A popular class of randomized algorithms is what are called “Monte Carlo algorithms”. These algorithms are applied to decision problems and give a “yes/no” answer. The peculiarity with Monto Carlo Algorithms is that if they say “no” you can be sure that the answer is “no” while if they say yes, the answer is “yes” with only a certain probability! The most “popular” such algorithm is the Primality Test which uses Fermat’s Little Theorem.
I have found an interesting practical instance of a Monte Carlo algorithm. It is regarding the decision I’ve been trying to make over the last two months – is she the ideal girl for me? From my “experiences” I’ve found that the algorithm I use for this is Monte Carlo!

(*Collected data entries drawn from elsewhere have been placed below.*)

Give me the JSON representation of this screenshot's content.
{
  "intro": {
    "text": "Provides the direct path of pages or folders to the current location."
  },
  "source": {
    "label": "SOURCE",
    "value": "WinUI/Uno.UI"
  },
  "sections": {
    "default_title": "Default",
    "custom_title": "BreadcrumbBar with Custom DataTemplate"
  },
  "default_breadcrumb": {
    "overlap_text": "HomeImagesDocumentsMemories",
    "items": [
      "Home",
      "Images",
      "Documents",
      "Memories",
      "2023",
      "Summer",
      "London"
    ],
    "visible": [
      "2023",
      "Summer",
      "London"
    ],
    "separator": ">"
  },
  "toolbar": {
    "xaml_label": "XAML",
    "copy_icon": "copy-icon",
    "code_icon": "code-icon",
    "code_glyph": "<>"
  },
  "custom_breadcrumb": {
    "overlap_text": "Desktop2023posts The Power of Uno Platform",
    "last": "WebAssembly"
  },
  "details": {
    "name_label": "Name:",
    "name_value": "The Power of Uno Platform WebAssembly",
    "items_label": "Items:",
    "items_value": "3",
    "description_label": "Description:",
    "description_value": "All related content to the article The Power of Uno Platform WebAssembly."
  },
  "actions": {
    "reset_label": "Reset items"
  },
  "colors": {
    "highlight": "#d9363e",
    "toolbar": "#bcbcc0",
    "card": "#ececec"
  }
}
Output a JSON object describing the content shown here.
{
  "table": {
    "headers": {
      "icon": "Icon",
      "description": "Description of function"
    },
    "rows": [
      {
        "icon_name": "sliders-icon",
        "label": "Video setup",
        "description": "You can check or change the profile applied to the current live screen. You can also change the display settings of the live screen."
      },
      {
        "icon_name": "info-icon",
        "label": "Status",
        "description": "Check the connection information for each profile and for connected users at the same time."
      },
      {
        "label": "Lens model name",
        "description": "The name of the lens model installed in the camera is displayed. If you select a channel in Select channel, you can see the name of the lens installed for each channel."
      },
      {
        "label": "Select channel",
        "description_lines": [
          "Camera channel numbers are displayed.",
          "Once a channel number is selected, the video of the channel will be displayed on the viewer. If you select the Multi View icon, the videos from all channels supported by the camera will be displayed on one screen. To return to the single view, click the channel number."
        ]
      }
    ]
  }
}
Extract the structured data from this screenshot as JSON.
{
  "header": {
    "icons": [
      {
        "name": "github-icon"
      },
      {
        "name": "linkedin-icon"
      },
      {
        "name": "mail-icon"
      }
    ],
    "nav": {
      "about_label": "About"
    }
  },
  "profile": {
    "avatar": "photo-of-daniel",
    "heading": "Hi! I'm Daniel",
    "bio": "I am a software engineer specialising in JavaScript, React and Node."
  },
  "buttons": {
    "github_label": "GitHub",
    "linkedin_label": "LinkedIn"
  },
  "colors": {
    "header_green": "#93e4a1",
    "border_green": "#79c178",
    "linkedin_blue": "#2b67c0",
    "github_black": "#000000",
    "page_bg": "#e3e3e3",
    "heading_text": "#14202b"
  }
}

I input a girl into my algorithm and ask it if there is a possibility of a relationship with her. If it says no, I can completely believe it and get on with life. A ‘yes’, however, means trouble. It means there is a possibility of a relationship, but there is no guarantee. An MBA like me is actually supposed to revel in ambiguity, but what the hell.
The way computer scientists get around this peculiarity of this algorithm is by running it multiple times. They define a probability limit (say 95%) and say that “if I am 95% sure that it is a yes, then I’ll take it as a yes”. Now, the number of times the algorithm needs to be run in order to get 95% confidence is determined by the probability that the algorithm is right when it says “yes”.
What has been happening in my case is that this probability is not too high (from historical data). Hence, I need to run it a really large number of times in order to reach the required confidence interval. Consequently, it is taking a fairly long time (there have been occasions in the past when the algorithm kept saying yes for 2 months and then finally said “no”).
Wanted: A better algorithm! Hopefully a Las Vegas.